つまり「健康的」とは、自分にできること/できなくなることを年々更新し、自分の満足いく程度が現実の自身と乖離しないようバランスを取って、(できることが減ったとしても)前向きに受け止めることで、自己肯定感/幸福感を失わずにいられる、ということと理解すればよいでしょう。

本コラム第2回では「永遠の命」について考えました。もうすぐ丸6年です(ビックリ)。このときは「寿命1000年を目指す科学者もいる」という話をしましたが、現代科学でも「脳を再生/交換出来ない」以上、脳の限界が人間の寿命ではないか?と話を締めました。

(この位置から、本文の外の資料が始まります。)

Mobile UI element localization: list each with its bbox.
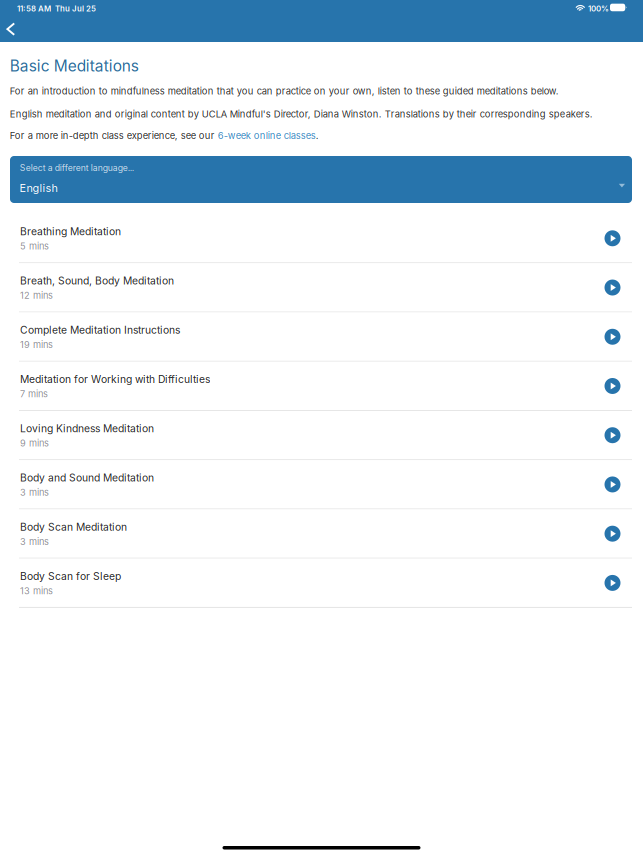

日本で行われた百寿者の調査結果を見ると、多くの方に「バランス良い食事」「規則正しい生活」「体を動かして自分ができる事への積極性」「新しいことへの好奇心」「日々を楽しむ」「ストレスを溜めない」などが共通するようです。また、スーパーセンテナリアンたちのインタビュー記事でも、同じような内容が窺い知れます。これらは心、つまり脳に健やかな刺激を与え続け、脳の限界を高めることを意味している、と考えるのは、少々、牽強付会でしょうか。

意外かもしれませんが、そもそも、高齢者の定義が「65歳以上であること」に、生理学的/医学的ないし生物学的な根拠はありません。

私が子供の頃(約40年前)、60歳といえば、かなり御年寄のイメージでしたが、今や、私の周囲も、60歳以上の方々は、まだまだ元気いっぱいです。

実際、統計データの上では、世界中で老化が遅延しており、平均寿命、更に、健康寿命(Health expectancy, Healthy life expectancy (注4))が延び続けていること、医学の発展で様々な疾病が克服されてきたこと、認知症ですら有病率の改善傾向が続いていることからも、今後、ヒトの最長寿記録は更新されるのではないか?と、楽観的な私は考えてしまいます。


(注4) 健康寿命(Health expectancy, Healthy life expectancy )
2000年に世界保健機関(World Health Organization, 略称: WHO)が提唱した概念。恒常的な医療や介護に依存しない日常生活を過ごす生存期間。寿命の「質の高さ」の指標。


一方で、悲観的な私からすると、非科学的な(≒科学リテラシーの低い)人々が起こす社会的な問題、例えば、「暴力的で無意味な環境運動」「標準医療への反感(公衆衛生の無知や感染症の軽視/反ワクチン/反マスク/無意味あるいは有害な民間療法への信仰)」「国家レベルでの基礎科学への投資や予算の削減」などが、「自然」や「自由」の美名の下に、日本を含め、欧米諸国を覆いつつあるように見えます。その”不自然な不自由さ”の皮肉なこと……。特に、日本は、平均寿命こそ延びているものの、少子化問題は悪化の一途で、日本人は緩やかに人口削減し続け、果ては絶滅へと向かいつつあるのでは?と、安物SF作品のディストピア(dystopia, 反・理想郷)を地で行く気がしないでもありません。

とは言え、私自身も、天に唾するようなもの。独り身で少子化問題に貢献できていませんし、反省しようもないのですが……(笑えない)。せめて本コラムが、科学リテラシーの向上に、ささやかでも寄与できればと願って、今月は筆を置くことにします。